(Imaginary) Conversations Between Paul Ryan and the President
June 2nd, 2011 . by economistmom
Len Burman and Ruth Marcus have both dreamed up their own fantasized versions of “adult conversations” between House Budget Committee Chairman Paul Ryan and President Obama–or as they both refer to them “Paul and Barack.” Check them out. If only our policymakers could be so openly and honestly communicative with each other.
(I maintain this is one important way in which policymaking probably would go differently–and I believe better–if we had more women in charge. Note that Len’s version, while more truthful than the real conversations, is still more “tit-for-tat” compared with Ruth’s “heart-to-heart” version.)


Len Burman makes the key point well in the following parts:
Barack: I have some serious problems with your budget plan.
Paul: I’d say the same about yours, if it existed.
….[skip]…
Barack: Wow. Your plan is incredibly cold-hearted.
Paul: And your “framework” is a bunch of empty rhetoric.
Yes, at this point in public discussion/debate on this issue, the most important point by far is simply “Hey Obama/Democrats, where’s your plan??”
I would say this about ANY actual, sufficiently detailed plan that substantially dealt with the problem of our long-term fiscal imbalance, whether right, left, or centrist: Great, now others (if they choose to be responsible rather than taking advantage for short-term political gain) can propose their respective plan(s) with different types of sacrifices, and we can all discuss and debate which sacrifices and trade-offs are best (or the least bad), with all plans on the level playing field of at least a roughly equal level of fiscal responsibility.

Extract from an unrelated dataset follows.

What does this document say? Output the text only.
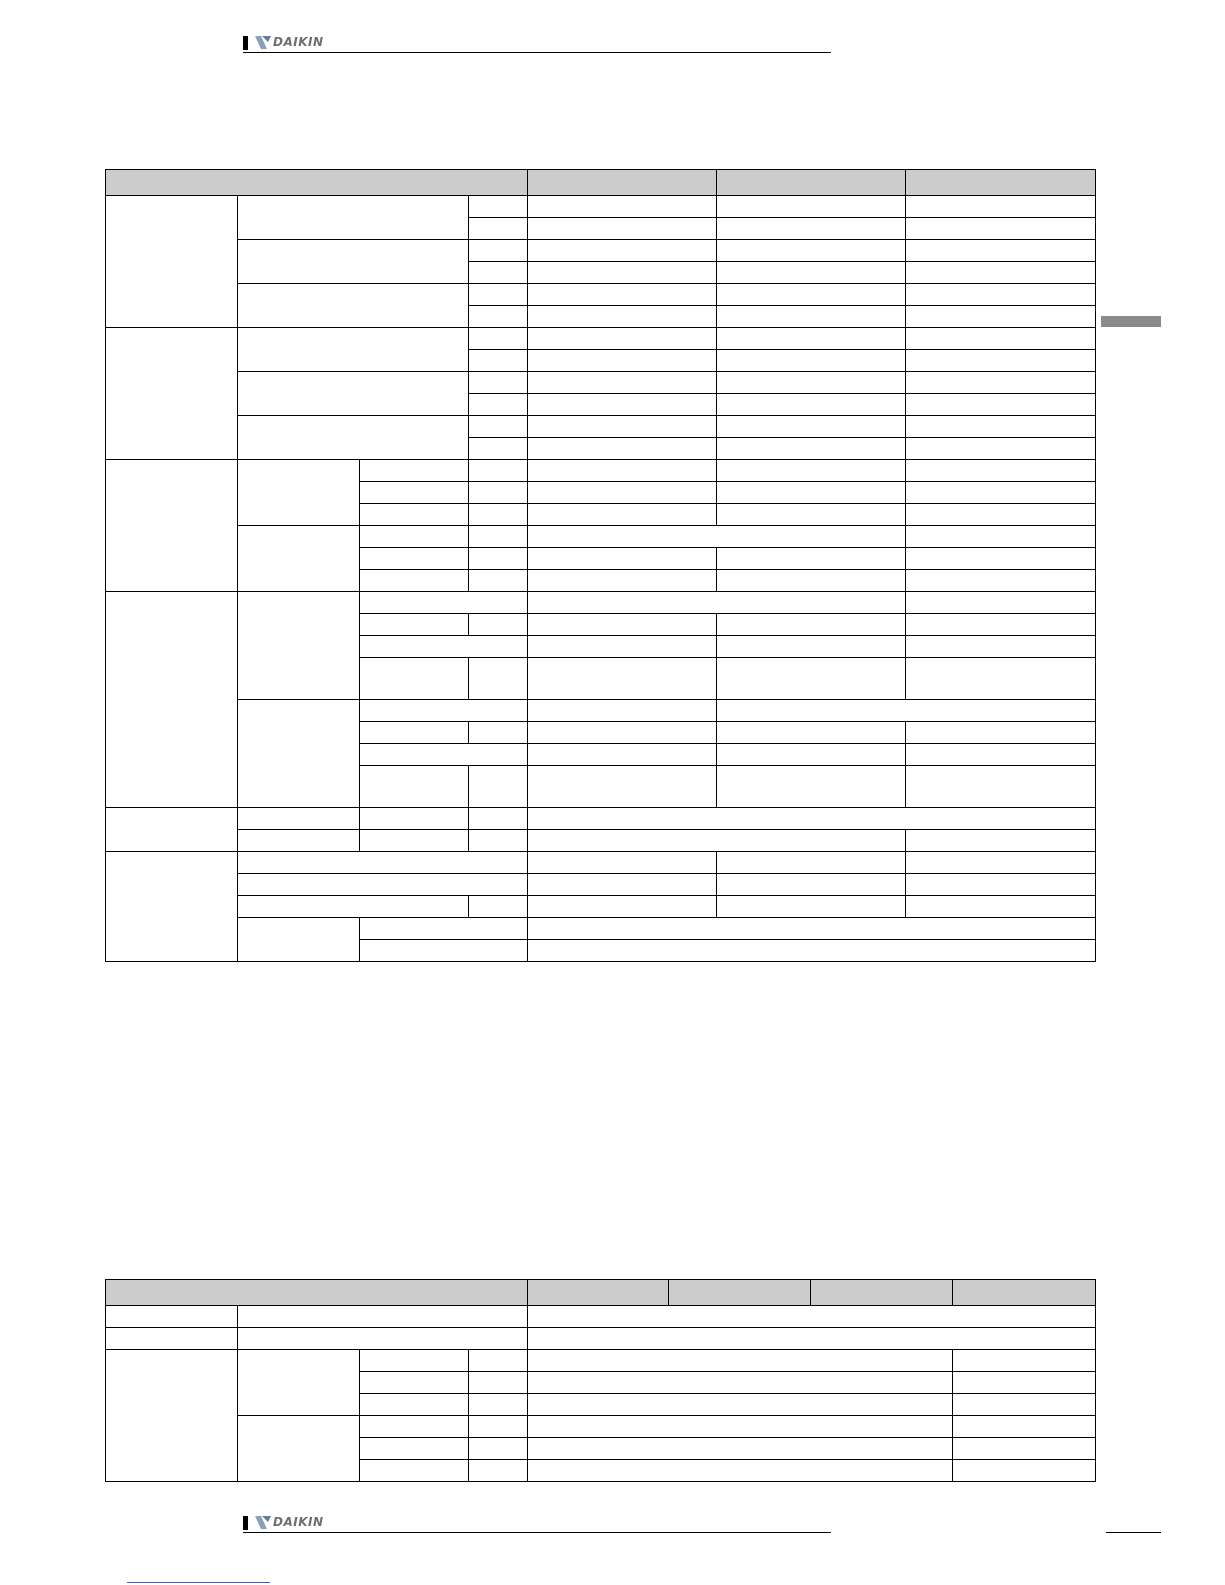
DAIKIN

DAIKIN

Instead we have Obama and the Democrats doing the worst possible thing: responding to the one plan someone had the guts/responsibility/leadership to offer by scoring cheap political points rather than offering a real alternative, thereby reinforcing the lesson that real fiscal responsibility is a big political loser.
Again, I’d say the same thing if the Democrats (or an individual Democratic member of Congress or president) offered a real plan and the Republicans reacted in a similarly irresponsible, self-serving manner at the nation’s expense. This isn’t about politics or ideology or even economics; it’s about responsibility and leadership and integrity and decency. At least up to this point, Obama and the Democrats fail across the board in their response to the Ryan/Republican budget. They are obligated to put up an alternative plan that is apples-to-apples in terms of degree of problem-mitigation (reducing projected debt-to-GDP over the medium and long-term). Anything less is just shameless.
And as I’ve said previously, if I were a political adviser to the Republicans, my strategy would come down to publicly repeating three words as a response to Obama and Congressional Democrats: “Where’s YOUR plan?”
After all, anyone can sit back and criticize a set of sacrifices without offering one’s own proposed sacrifices to solve a problem everyone agrees must be solved and which must involve major sacrifices.
Brooks, I had the very same reaction to the State of the Union speech. The one with the no-pain, no-changes budget proposal. What a horrible waste that was of a superb opportunity to start the discussion about fiscal sustainability.
It didn’t even work politically for Obama. He blew his best chance to set the terms of the debate and then he STILL had to come back with a do-over budget. Being dragged along reluctantly is the antithesis of leadership.
I agree with both you guys on the policy but not on the politics. The Dems are going to run on the “we are saving you from the Republicans” platform and the public is going to buy it (unless the economy is so bad that it swings the election on its own)
Steve,
I do think the Democrats will probably run that way (and have so far) and I do think it will probably work for them. That’s why the lesson that will be reinforced is that Major League fiscal responsibility is a net political loser (Stick your neck out, and the other side will chop it off rather than “jumping together”, if I may mix metaphors).
Sadly Brooks, I think you are correct.
My hopes for divided government producing a grand compromise have dwindled to dust.
Steve,
I don’t feel completely hopeless about it. It’s possible some significant progress will emerge from all this in the near future (say, within 2 years). But I’m very far from confident that it will happen, and the Democratic response (so far) to the Ryan/Republican budget seems to be a major setback, unless it’s part of some clever negotiation strategy.
Guys,
Economistmom is just as evasive and not on point as Obama and the Democrats. I’ve been hounding her for a good 2 years to offer specific cuts in expenditures, and the best she can ever offer is Defense and Tax Expenditures (which of course, aren’t expenditure cuts but tax increases).
The Democrats don’t want to be pinned down because their mathematically implied solution (a la Krugman) is to eventually have 28% of GDP go to the Federal Government to support their welfare state wishlist. And they’re too scared to admit it.
If we cannot get Economistmom to give us the Full Budget Monty, then you can imagine why elected Democrats would balk.
“28% of GDP go to the Federal Government to support their welfare state wishlist”
That’s probably a bit low. Single payer may ultimately save several percent of GDP, but right now even a 10 percent reduction from the current 17 percent spent on health care is going to add 9 or 10 percent of GDP to the government.
Obama does not seem to be in favor of single payer, but many Democrats are.